8. Fiserv, Inc. (NASDAQ:FISV)
Upside Potential as of July 10, 2026: 22.89%
On July 10, Bryan Keane from Citi cut the price target on Fiserv, Inc. (NASDAQ:FISV) to $57 from $60 and reiterated a Neutral rating. The analyst notes that although leadership changes introduce additional uncertainty to the turnaround, the departures are “not really surprising.” The firm believes strategic direction and operational focus presented at the investor day “should continue to serve as meaningful guideposts.”
Recently, several other analysts revised their outlook on Fiserv, Inc. (NASDAQ:FISV). On July 9, Goldman Sachs analyst Will Nance trimmed the price target on the company to $60 from $70 and reaffirmed a Neutral rating. In a research note, the analyst said that the Payments group is comparatively in a stronger position as it enters Q2 earnings, despite poor YTD performance.
Similarly, Wells Fargo lowered the price target on Fiserv, Inc. (NASDAQ:FISV) to $56, down from $62, on the same day. The firm thinks that Q2 projections are achievable, yet it expects limited upside for the shares due to a steep second-half ramp and an unexpected CEO change. With that said, the firm has an Equal Weight rating on the shares.
Fiserv, Inc. (NYSE:FI) is a Wisconsin-based provider of financial services technology. The company offers various products and services, including payment and mobile banking systems, account processing systems, and financial solutions.
7. Atlassian Corporation (NASDAQ:TEAM)
Upside Potential as of July 10, 2026: 29.42%
On July 8, KeyBanc trimmed the price target on Atlassian Corporation (NASDAQ:TEAM) to $115 from $130 and reiterated an Overweight rating. The firm has updated its model to better reflect the views of investors, management, and partners.
The firm lowered its Cloud estimates for FY27, particularly due to softer migration and organic growth assumptions, despite higher data center projections.
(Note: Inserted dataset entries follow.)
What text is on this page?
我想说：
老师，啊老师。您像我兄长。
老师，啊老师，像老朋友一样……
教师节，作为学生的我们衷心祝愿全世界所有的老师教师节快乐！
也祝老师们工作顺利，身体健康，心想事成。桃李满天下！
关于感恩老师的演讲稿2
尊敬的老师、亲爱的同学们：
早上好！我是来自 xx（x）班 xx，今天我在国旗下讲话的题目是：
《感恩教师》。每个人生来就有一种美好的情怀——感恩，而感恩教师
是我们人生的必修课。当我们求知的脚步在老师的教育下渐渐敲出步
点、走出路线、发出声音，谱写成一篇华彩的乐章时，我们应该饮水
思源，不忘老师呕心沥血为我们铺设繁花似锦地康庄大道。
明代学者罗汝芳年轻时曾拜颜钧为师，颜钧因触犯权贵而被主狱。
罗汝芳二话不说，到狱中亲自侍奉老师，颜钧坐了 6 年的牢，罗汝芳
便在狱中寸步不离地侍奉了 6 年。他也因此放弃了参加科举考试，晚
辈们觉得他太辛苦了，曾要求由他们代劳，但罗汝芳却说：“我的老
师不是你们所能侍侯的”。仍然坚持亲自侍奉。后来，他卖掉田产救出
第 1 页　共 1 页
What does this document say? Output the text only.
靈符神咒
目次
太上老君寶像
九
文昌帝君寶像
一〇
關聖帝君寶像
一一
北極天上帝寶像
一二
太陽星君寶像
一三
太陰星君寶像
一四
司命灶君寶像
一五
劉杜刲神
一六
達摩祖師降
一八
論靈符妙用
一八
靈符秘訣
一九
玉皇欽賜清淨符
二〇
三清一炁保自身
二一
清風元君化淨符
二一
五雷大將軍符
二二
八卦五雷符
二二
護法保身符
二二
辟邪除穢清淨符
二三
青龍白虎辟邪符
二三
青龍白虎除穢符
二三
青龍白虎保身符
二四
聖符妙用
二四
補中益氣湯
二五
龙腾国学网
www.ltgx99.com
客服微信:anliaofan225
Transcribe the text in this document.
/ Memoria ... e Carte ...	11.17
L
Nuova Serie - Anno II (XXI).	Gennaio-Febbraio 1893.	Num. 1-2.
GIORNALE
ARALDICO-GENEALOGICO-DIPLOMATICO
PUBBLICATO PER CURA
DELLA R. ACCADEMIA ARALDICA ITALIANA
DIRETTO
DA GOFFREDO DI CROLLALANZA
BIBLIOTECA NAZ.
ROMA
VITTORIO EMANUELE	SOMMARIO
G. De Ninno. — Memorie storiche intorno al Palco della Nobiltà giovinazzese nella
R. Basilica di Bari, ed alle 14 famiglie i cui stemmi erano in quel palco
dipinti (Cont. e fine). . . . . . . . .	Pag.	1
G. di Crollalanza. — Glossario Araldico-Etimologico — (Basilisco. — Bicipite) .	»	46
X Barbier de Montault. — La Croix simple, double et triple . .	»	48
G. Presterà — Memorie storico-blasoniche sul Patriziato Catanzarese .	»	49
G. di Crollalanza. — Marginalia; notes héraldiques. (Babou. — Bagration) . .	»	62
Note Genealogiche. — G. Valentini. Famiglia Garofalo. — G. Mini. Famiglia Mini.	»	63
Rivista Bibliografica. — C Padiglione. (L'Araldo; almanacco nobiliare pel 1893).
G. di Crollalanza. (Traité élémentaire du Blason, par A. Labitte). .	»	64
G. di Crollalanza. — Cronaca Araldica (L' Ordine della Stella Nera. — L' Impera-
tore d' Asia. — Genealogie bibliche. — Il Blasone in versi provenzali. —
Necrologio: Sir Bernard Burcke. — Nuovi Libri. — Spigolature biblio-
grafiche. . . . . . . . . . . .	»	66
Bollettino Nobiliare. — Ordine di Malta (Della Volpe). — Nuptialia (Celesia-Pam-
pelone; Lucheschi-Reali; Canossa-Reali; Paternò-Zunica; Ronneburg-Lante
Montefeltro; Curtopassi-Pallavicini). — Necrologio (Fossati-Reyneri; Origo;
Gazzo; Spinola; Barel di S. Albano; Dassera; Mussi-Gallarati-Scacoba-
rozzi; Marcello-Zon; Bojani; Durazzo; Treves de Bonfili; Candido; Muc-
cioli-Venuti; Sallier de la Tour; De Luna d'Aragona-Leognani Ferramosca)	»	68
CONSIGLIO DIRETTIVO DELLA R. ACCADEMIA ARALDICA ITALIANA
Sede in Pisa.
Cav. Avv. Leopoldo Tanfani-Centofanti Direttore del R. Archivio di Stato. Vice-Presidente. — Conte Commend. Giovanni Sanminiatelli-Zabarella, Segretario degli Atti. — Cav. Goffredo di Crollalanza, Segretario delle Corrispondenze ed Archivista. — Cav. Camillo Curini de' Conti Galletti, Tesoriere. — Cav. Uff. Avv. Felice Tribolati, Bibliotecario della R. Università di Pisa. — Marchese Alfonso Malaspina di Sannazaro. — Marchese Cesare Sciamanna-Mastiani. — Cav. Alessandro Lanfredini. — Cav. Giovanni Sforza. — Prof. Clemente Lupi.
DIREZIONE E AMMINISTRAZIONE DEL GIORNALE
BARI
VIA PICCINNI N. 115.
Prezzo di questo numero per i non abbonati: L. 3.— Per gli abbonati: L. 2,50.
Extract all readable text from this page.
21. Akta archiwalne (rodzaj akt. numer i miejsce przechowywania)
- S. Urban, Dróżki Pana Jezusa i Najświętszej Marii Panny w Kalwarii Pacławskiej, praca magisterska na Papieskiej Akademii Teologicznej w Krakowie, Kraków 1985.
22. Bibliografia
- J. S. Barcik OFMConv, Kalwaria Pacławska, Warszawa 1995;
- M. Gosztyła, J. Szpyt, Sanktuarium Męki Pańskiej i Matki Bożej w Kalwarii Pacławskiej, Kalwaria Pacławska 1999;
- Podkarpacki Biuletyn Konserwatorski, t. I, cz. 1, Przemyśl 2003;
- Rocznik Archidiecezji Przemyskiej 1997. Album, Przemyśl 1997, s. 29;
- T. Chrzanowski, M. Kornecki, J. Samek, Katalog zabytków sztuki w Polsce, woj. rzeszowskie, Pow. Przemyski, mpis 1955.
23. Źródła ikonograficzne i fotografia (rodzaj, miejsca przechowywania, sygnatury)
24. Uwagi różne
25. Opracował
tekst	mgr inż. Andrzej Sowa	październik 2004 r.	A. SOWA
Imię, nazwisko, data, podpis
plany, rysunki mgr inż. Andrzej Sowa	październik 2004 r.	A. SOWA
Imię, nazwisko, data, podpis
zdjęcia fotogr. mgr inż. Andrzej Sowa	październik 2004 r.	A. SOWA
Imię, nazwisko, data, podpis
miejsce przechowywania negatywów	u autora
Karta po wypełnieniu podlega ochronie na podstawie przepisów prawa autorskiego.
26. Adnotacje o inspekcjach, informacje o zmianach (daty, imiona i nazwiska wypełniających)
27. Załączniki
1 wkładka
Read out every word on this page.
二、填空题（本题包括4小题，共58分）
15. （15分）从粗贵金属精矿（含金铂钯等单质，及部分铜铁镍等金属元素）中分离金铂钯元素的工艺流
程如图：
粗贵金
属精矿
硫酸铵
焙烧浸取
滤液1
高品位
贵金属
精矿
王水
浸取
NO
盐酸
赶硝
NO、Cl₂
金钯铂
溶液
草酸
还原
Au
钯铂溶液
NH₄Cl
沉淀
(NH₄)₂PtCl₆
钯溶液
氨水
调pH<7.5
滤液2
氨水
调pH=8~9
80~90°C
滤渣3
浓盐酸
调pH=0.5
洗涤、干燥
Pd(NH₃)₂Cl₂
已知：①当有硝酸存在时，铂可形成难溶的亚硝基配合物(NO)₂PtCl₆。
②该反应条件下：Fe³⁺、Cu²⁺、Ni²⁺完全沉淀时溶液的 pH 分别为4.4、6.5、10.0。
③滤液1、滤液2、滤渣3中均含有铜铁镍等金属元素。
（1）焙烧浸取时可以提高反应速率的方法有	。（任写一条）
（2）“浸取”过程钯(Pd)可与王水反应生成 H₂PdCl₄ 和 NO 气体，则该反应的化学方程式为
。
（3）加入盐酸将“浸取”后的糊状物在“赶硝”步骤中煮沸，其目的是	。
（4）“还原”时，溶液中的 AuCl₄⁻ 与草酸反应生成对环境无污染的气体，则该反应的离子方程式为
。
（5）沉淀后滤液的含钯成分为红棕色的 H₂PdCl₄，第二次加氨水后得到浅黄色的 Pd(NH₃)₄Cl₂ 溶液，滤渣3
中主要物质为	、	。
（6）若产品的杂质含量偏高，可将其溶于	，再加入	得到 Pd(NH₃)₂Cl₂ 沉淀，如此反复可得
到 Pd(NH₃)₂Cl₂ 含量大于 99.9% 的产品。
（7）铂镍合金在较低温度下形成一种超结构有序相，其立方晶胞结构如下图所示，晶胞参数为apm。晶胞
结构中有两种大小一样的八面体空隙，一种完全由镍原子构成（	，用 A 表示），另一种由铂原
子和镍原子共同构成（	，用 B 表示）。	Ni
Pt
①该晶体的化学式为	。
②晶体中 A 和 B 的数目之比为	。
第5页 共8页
Overall, KeyBanc anticipates conservative FY27 guidance from management, while viewing this as a clearing event that enhances visibility of near-term trends.
Back on June 25, BMO Capital cut the price target on Atlassian Corporation (NASDAQ:TEAM) to $95 from $105 after readjusting its model. The firm has lowered its data center revenue forecasts for FY27 to negative 22% growth, down from negative 12%. Additionally, the firm reduced its operating margin and free cash flow estimate.
In its analysis, the firm also highlighted the company’s strong product offering and solid distribution and pricing strategies, adding that the stock’s current valuation offers an appealing risk/reward profile. The firm has an Outperform rating. Indeed, Atlassian Corporation (NASDAQ:TEAM) is one of the undervalued software stocks to buy now.
Atlassian Corporation (NASDAQ:TEAM) is an Australian provider of software that facilitates team collaboration. Founded in 2002, the company offers a project management platform, a connected workspace, an asynchronous video communication tool, an intuitive service management solution, and other AI-related tools.